Director and Officer Changes
Phoenix announces the resignation of Leo Provencher as a Director of the Company which was accepted, in order to devote more time to his other business interests. The Board of Directors extends its appreciation and best wishes to Mr. Provencher.
Phoenix also announces the appointment of Vic Fitch as Interim Chief Financial Officer effective April 29. Mr. Fitch brings 24 years of experience to the role and holds a CGA designation and an MBA degree. Over the last 14 years he has performed senior financial roles for several oilfield services companies, including serving as a CFO.
Reader Advisory
This news release may contain certain forward-looking statements, which include assumptions with respect to (i) future operations; (ii) future economic conditions; (iii) future capital expenditures; and (iv) cash flow. The reader is cautioned that assumptions used in the preparation of such information may prove to be incorrect. All such forward looking statements involve substantial known and unknown risks and uncertainties, certain of which are beyond the Company's control. Such risks and uncertainties include, without limitation, risks associated with loss of markets, volatility of commodity prices, fluctuations in foreign exchange or interest rates ,environmental risks, competition from other companies, ability to access sufficient capital from internal and external sources, the impact of general economic conditions in Canada, the United States and overseas, industry conditions, changes in laws and regulations (including the adoption of new environmental laws and regulations) and changes in how they are interpreted and enforced, the lack of availability of qualified personnel or management, stock market volatility and market valuations of companies with respect to announced transactions and the final valuations thereof, and obtaining required approvals of regulatory authorities. The Company's actual results, performance or achievements could differ materially from those expressed in, or implied by, these forward-looking statements and, accordingly, no assurances can be given that any of the events anticipated by the forward-looking statements will transpire or occur, or if any of them do so, what benefits, including the amount of proceeds, that the Corporation will derive therefrom. Readers are cautioned that the foregoing list of factors is not exhaustive. All forward-looking statements contained in this press release are expressly qualified in their entirety by these cautionary statements.

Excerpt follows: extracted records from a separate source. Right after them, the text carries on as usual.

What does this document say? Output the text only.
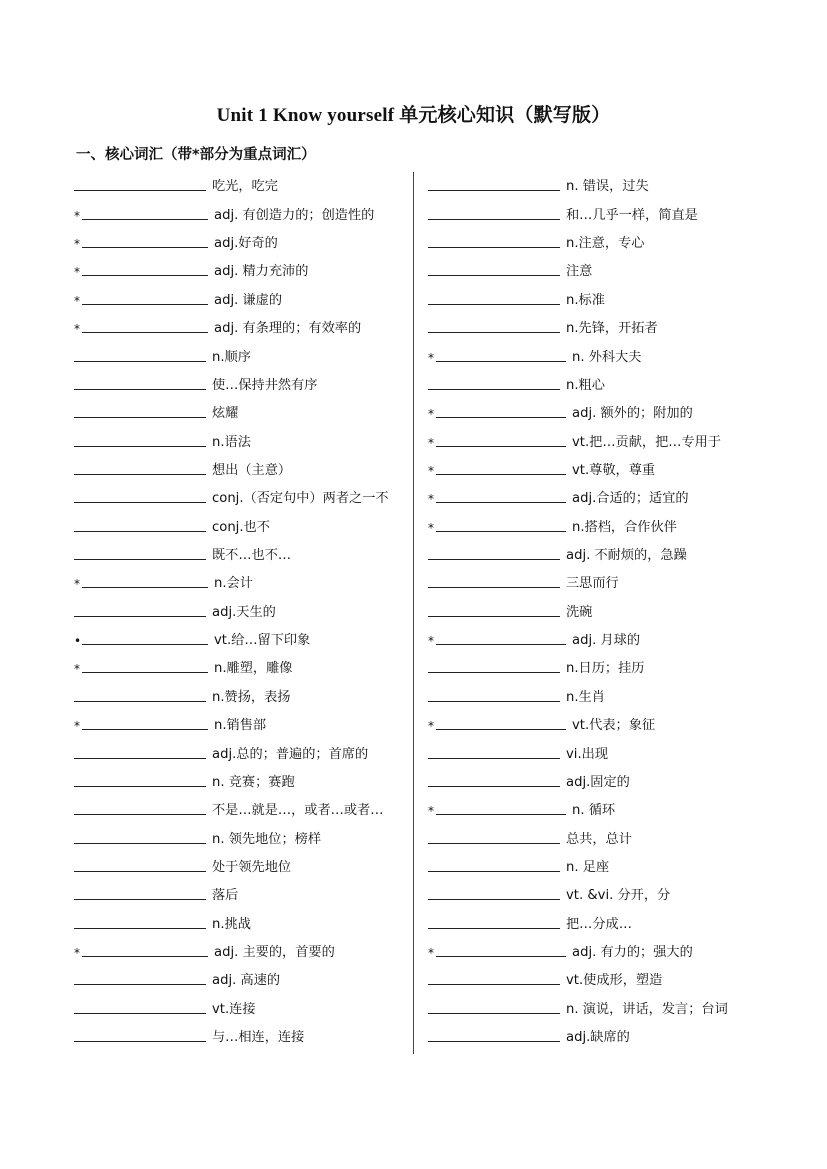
Unit 1 Know yourself 单元核心知识（默写版）
一、核心词汇（带*部分为重点词汇）
吃光，吃完
*	adj. 有创造力的；创造性的
*	adj.好奇的
*	adj. 精力充沛的
*	adj. 谦虚的
*	adj. 有条理的；有效率的
n.顺序
使…保持井然有序
炫耀
n.语法
想出（主意）
conj.（否定句中）两者之一不
conj.也不
既不…也不…
*	n.会计
adj.天生的
•	vt.给…留下印象
*	n.雕塑，雕像
n.赞扬，表扬
*	n.销售部
adj.总的；普遍的；首席的
n. 竞赛；赛跑
不是…就是…，或者…或者…
n. 领先地位；榜样
处于领先地位
落后
n.挑战
*	adj. 主要的，首要的
adj. 高速的
vt.连接
与…相连，连接
n. 错误，过失
和…几乎一样，简直是
n.注意，专心
注意
n.标准
n.先锋，开拓者
*	n. 外科大夫
n.粗心
*	adj. 额外的；附加的
*	vt.把…贡献，把…专用于
*	vt.尊敬，尊重
*	adj.合适的；适宜的
*	n.搭档，合作伙伴
adj. 不耐烦的，急躁
三思而行
洗碗
*	adj. 月球的
n.日历；挂历
n.生肖
*	vt.代表；象征
vi.出现
adj.固定的
*	n. 循环
总共，总计
n. 足座
vt. &vi. 分开，分
把…分成…
*	adj. 有力的；强大的
vt.使成形，塑造
n. 演说，讲话，发言；台词
adj.缺席的
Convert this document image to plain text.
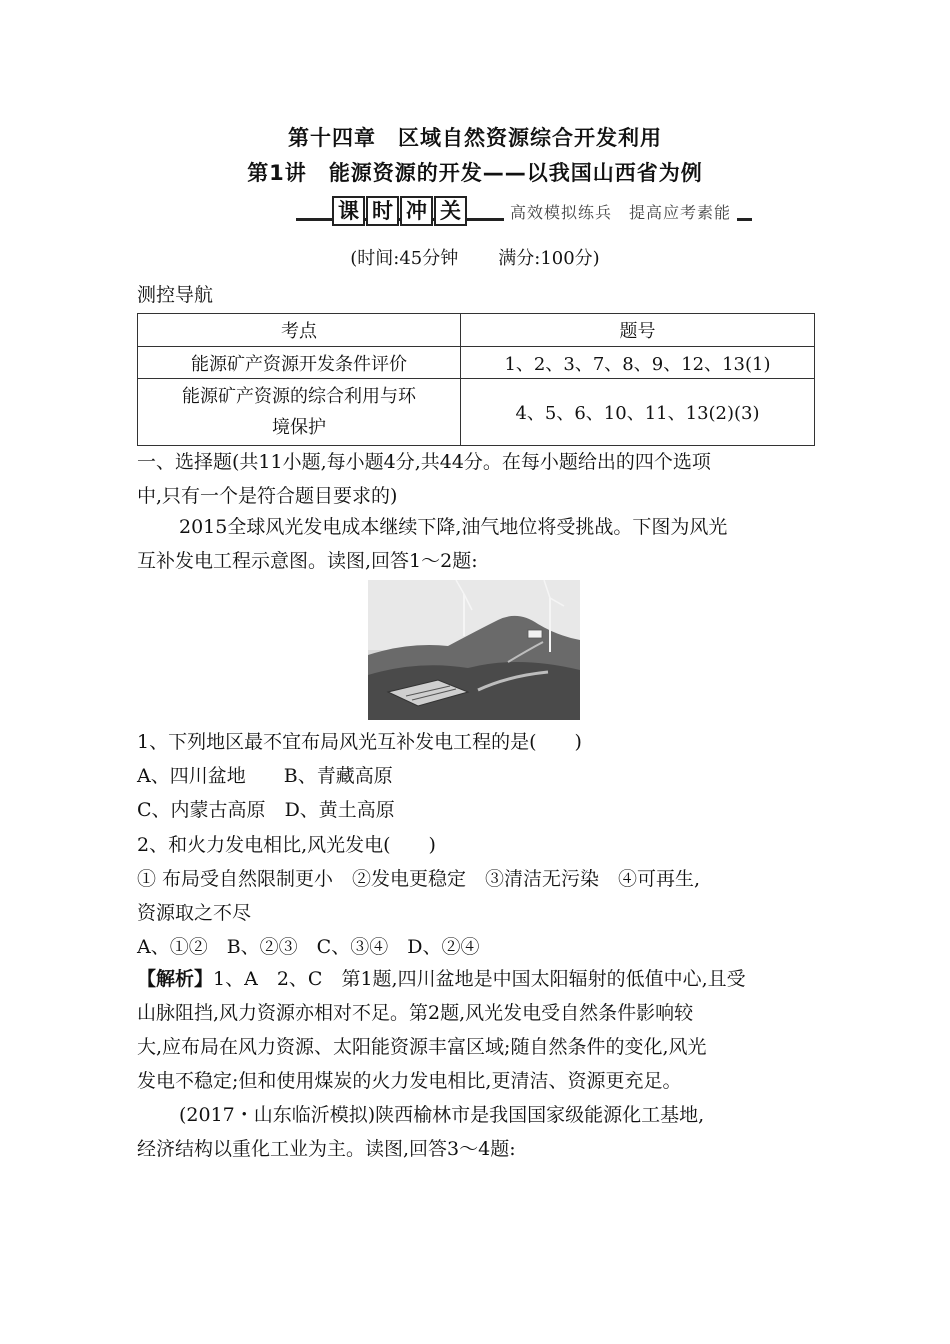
第十四章 区域自然资源综合开发利用
第1讲 能源资源的开发——以我国山西省为例
课 时 冲 关	高效模拟练兵　提高应考素能
(时间:45分钟 满分:100分)
测控导航
考点	题号
能源矿产资源开发条件评价	1、2、3、7、8、9、12、13(1)

能源矿产资源的综合利用与环
境保护	4、5、6、10、11、13(2)(3)
一、选择题(共11小题,每小题4分,共44分。在每小题给出的四个选项
中,只有一个是符合题目要求的)
2015全球风光发电成本继续下降,油气地位将受挑战。下图为风光
互补发电工程示意图。读图,回答1～2题:
1、下列地区最不宜布局风光互补发电工程的是(　　)
A、四川盆地　　 B、青藏高原
C、内蒙古高原　 D、黄土高原
2、和火力发电相比,风光发电(　　)
① 布局受自然限制更小　②发电更稳定　③清洁无污染　④可再生,
资源取之不尽
A、①②　B、②③　C、③④　D、②④
【解析】1、A　2、C　第1题,四川盆地是中国太阳辐射的低值中心,且受
山脉阻挡,风力资源亦相对不足。第2题,风光发电受自然条件影响较
大,应布局在风力资源、太阳能资源丰富区域;随自然条件的变化,风光
发电不稳定;但和使用煤炭的火力发电相比,更清洁、资源更充足。
(2017・山东临沂模拟)陕西榆林市是我国国家级能源化工基地,
经济结构以重化工业为主。读图,回答3～4题:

The forward-looking statements contained in this news release are made as at the date hereof and the Company does not undertake any obligation to update publicly or to revise any of the included forward-looking statements, whether as a result of new information, future events or otherwise, except as may be required by applicable securities laws.
Neither TSX Venture Exchange nor its Regulation Services Provider (as that term is defined in the policies of the TSX Venture Exchange) accepts responsibility for the adequacy or accuracy of this release.